Background Introduction

VH 032, propargyl is a specially designed E3 ligase ligand-linker conjugate based on the widely used VH032 moiety, optimized for use in PROTAC (Proteolysis Targeting Chimera) technologies. The incorporation of a propargyl group enables convenient chemical conjugation with target-binding ligands, greatly enhancing versatility in targeted protein degradation research.

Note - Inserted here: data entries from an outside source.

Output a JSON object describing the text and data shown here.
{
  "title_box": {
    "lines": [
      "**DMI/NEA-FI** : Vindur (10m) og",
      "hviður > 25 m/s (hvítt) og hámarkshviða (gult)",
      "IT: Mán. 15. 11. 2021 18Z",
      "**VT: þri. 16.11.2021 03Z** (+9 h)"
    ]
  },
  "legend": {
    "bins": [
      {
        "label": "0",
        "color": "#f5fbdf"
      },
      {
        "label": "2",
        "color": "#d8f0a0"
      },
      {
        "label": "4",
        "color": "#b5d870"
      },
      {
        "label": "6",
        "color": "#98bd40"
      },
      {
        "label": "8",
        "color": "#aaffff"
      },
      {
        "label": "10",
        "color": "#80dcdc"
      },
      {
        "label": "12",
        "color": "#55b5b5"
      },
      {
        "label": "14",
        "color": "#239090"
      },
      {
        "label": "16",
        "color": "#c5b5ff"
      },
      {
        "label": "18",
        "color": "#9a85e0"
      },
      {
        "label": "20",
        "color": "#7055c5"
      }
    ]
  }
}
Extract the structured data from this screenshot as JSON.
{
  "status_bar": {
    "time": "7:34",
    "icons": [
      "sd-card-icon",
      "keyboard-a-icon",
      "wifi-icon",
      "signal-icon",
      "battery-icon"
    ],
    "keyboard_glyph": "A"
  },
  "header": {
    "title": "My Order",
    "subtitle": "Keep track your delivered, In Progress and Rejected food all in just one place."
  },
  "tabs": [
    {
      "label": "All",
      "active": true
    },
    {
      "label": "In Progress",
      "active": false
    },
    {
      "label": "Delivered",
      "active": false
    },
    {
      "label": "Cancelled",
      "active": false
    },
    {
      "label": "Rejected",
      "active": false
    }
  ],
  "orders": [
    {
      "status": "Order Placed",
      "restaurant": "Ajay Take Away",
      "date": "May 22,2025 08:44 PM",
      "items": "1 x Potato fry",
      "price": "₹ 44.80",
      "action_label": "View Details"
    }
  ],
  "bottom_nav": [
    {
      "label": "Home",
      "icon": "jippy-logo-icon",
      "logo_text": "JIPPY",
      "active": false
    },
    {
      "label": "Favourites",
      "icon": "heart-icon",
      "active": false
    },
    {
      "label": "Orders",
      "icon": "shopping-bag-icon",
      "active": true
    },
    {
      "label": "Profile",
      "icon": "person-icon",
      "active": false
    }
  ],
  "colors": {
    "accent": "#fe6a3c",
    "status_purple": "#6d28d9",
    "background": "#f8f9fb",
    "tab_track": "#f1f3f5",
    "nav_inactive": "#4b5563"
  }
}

As PROTAC-based therapeutics are rapidly advancing in drug discovery, VH 032, propargyl serves as a crucial tool for scientists developing next-generation targeted therapies.

Mechanism

VH 032, propargyl functions as an E3 ligase ligand-linker conjugate by leveraging its high-affinity binding to the von Hippel-Lindau (VHL) protein, a key component of the VHL E3 ubiquitin ligase complex. The propargyl functional group enables bioorthogonal conjugation (commonly through click chemistry) to a ligand for a protein of interest. When incorporated into bifunctional PROTAC molecules, the VH 032 moiety recruits the VHL E3 ligase to the target protein, facilitating its ubiquitination and subsequent degradation via the proteasome pathway. This mechanism enables specific and efficient elimination of disease-causing or pathogenic proteins within cells.

Applications

VH 032, propargyl finds broad application in the development of PROTAC molecules for research and drug discovery. It is highly suitable for scientists seeking to assemble custom PROTACs against a variety of target proteins in oncology, neurodegenerative diseases, and other therapeutic areas. Additionally, VH 032, propargyl is invaluable for studying protein homeostasis, validating novel drug targets, and generating chemical biology tool compounds. Its propargyl group makes it compatible with a range of conjugation chemistries, supporting modular design strategies in medicinal chemistry and chemical biology projects.